金正恩ブランドは「メイドインジャパン」に敗北

北朝鮮の金正恩党委員長は、今年5月、36年ぶりに行われた朝鮮労働党第7回大会で、参加者全員に45インチの液晶テレビ、冷蔵庫、洗濯機などの家電製品、衣類、化粧品などの様々なプレゼントを贈るという大判振る舞いをした。

若き指導者、金正恩氏への忠誠心を育むための人心掌握の一種だが、この「金正恩ブランド」の評判が芳しくないという。

ZARAや整形に「覚せい剤ダイエット」まで

まず、北朝鮮の特権階層である幹部、ドンジュ(金主)と呼ばれる新興富裕層が欲しがるのは、「メイド・イン・ジャパン」の液晶テレビ。中国を通じて輸入される日本のソニーは一番人気で富の象徴であり、それに次ぐのが、韓国LG、そしてサムソンだ。「金正恩ブランド」のテレビは、粗悪品でなくても、中国製の微妙な品質の製品で評判が良くないという。

ちなみに、目の肥えた高級幹部やドンジュの家庭の子どもたちの贅沢ぶりは、日本に住む我々の想像以上で、整形を厭わずZARAなどのファストファッションを好む。マダムたちは美容のための牛乳風呂、はては覚せい剤ダイエットにまで手を出すぐらいだ。

こうした理由から、幹部たちは「金正恩ブランド」の贈り物を市場で転売しようとする。高級幹部たちが、テレビに限らず、当局からもらった記念品や配給品などを市場に横流しするケースは多い。現金に換えたうえで、本当に必要なものを購入するための資金に充てたりするためだ。

テレビ転売で「この世の地獄」へ…

しかし、「金正恩ブランド」のテレビには、「朝鮮労働党第7回大会」とかかれ、朝鮮労働党の旗がついているため処分できないというのだ。衣類、化粧品、お菓子セットなどとちがって、いわゆる「足がつく」からだ。

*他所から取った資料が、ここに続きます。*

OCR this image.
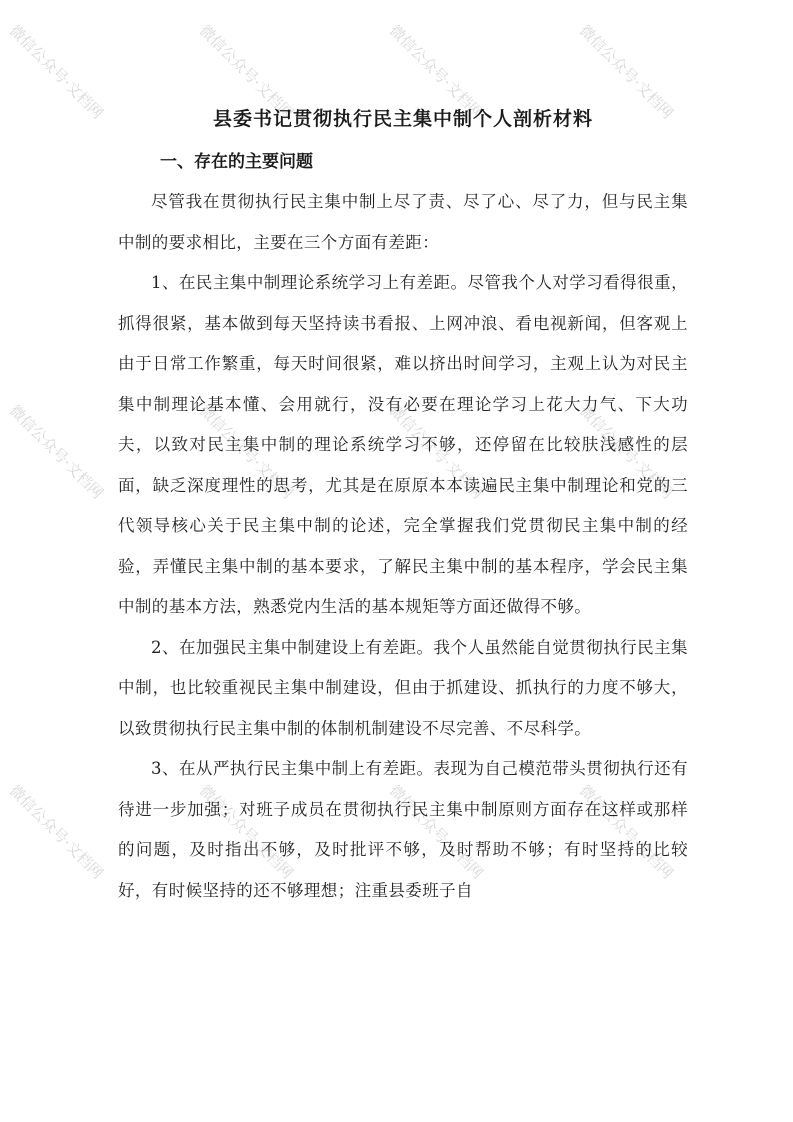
微信公众号·文档网	微信公众号·文档网	微信公众号·文档网	微信公众号·文档网
微信公众号·文档网	微信公众号·文档网	微信公众号·文档网	微信公众号·文档网
微信公众号·文档网	微信公众号·文档网	微信公众号·文档网	微信公众号·文档网
县委书记贯彻执行民主集中制个人剖析材料
一、存在的主要问题

尽管我在贯彻执行民主集中制上尽了责、尽了心、尽了力，但与民主集中制的要求相比，主要在三个方面有差距：

1、在民主集中制理论系统学习上有差距。尽管我个人对学习看得很重，抓得很紧，基本做到每天坚持读书看报、上网冲浪、看电视新闻，但客观上由于日常工作繁重，每天时间很紧，难以挤出时间学习，主观上认为对民主集中制理论基本懂、会用就行，没有必要在理论学习上花大力气、下大功夫，以致对民主集中制的理论系统学习不够，还停留在比较肤浅感性的层面，缺乏深度理性的思考，尤其是在原原本本读遍民主集中制理论和党的三代领导核心关于民主集中制的论述，完全掌握我们党贯彻民主集中制的经验，弄懂民主集中制的基本要求，了解民主集中制的基本程序，学会民主集中制的基本方法，熟悉党内生活的基本规矩等方面还做得不够。

2、在加强民主集中制建设上有差距。我个人虽然能自觉贯彻执行民主集中制，也比较重视民主集中制建设，但由于抓建设、抓执行的力度不够大，以致贯彻执行民主集中制的体制机制建设不尽完善、不尽科学。

3、在从严执行民主集中制上有差距。表现为自己模范带头贯彻执行还有待进一步加强；对班子成员在贯彻执行民主集中制原则方面存在这样或那样的问题，及时指出不够，及时批评不够，及时帮助不够；有时坚持的比较好，有时候坚持的还不够理想；注重县委班子自
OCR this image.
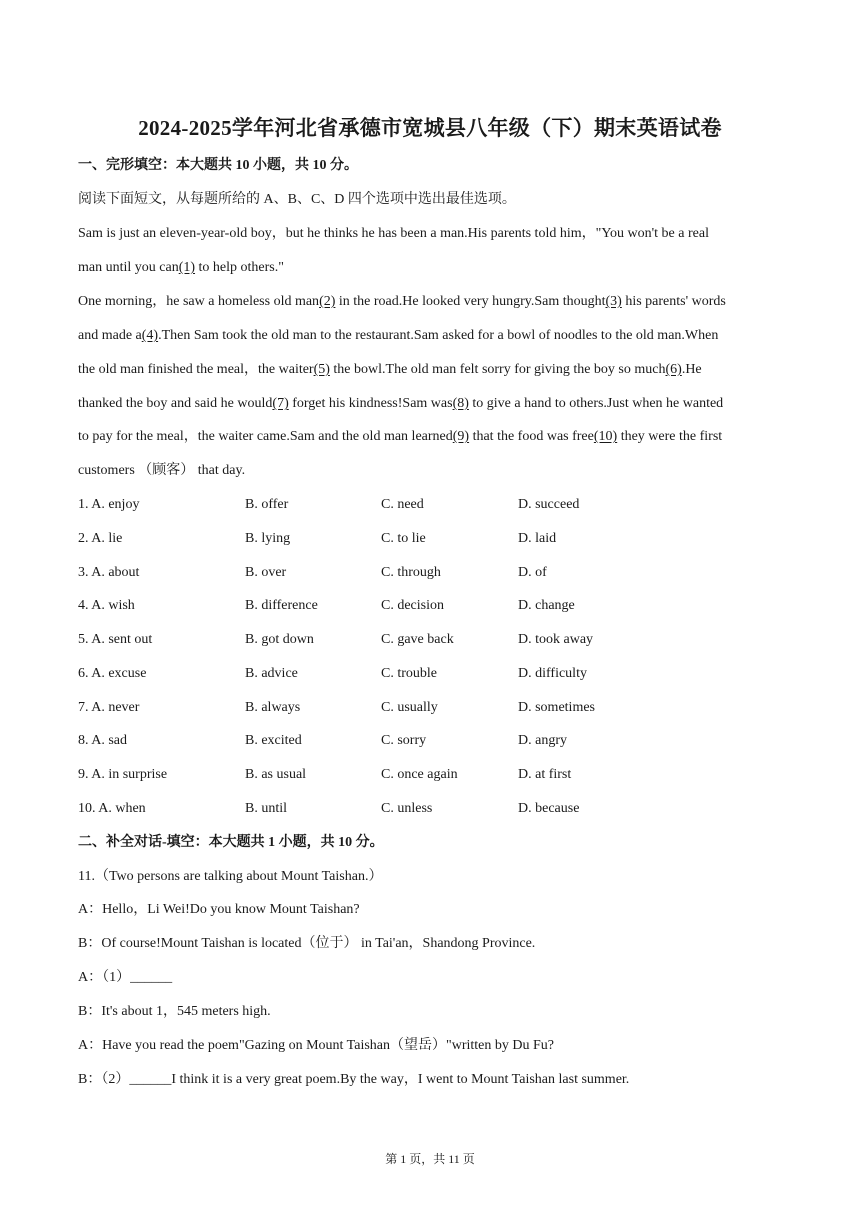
2024-2025学年河北省承德市宽城县八年级（下）期末英语试卷
一、完形填空：本大题共 10 小题，共 10 分。
阅读下面短文，从每题所给的 A、B、C、D 四个选项中选出最佳选项。
Sam is just an eleven-year-old boy，but he thinks he has been a man.His parents told him，"You won't be a real
man until you can(1) to help others."
One morning，he saw a homeless old man(2) in the road.He looked very hungry.Sam thought(3) his parents' words
and made a(4).Then Sam took the old man to the restaurant.Sam asked for a bowl of noodles to the old man.When
the old man finished the meal，the waiter(5) the bowl.The old man felt sorry for giving the boy so much(6).He
thanked the boy and said he would(7) forget his kindness!Sam was(8) to give a hand to others.Just when he wanted
to pay for the meal，the waiter came.Sam and the old man learned(9) that the food was free(10) they were the first
customers （顾客） that day.
1. A. enjoy	B. offer	C. need	D. succeed
2. A. lie	B. lying	C. to lie	D. laid
3. A. about	B. over	C. through	D. of
4. A. wish	B. difference	C. decision	D. change
5. A. sent out	B. got down	C. gave back	D. took away
6. A. excuse	B. advice	C. trouble	D. difficulty
7. A. never	B. always	C. usually	D. sometimes
8. A. sad	B. excited	C. sorry	D. angry
9. A. in surprise	B. as usual	C. once again	D. at first
10. A. when	B. until	C. unless	D. because
二、补全对话-填空：本大题共 1 小题，共 10 分。
11.（Two persons are talking about Mount Taishan.）
A：Hello，Li Wei!Do you know Mount Taishan?
B：Of course!Mount Taishan is located（位于） in Tai'an，Shandong Province.
A：（1）______
B：It's about 1，545 meters high.
A：Have you read the poem"Gazing on Mount Taishan（望岳）"written by Du Fu?
B：（2）______I think it is a very great poem.By the way，I went to Mount Taishan last summer.
第 1 页，共 11 页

下手に転売したことが発覚すると「最高指導者の贈り物を粗末に扱った」という理由で、革命化処分(地方の閑職への追放)や、最悪の場合、「この世の地獄」と称される拘禁施設に送られる可能性すらある。

実際、2005年には、平壌の空軍司令部の幹部が、金正日氏から贈られたテレビを、知人に売り払い、そのカネで日本製を買ったことが明らかになり、更迭され、地方に追放されるという事件が起きた。

一方、家族や親戚にプレゼントすることは問題にされない。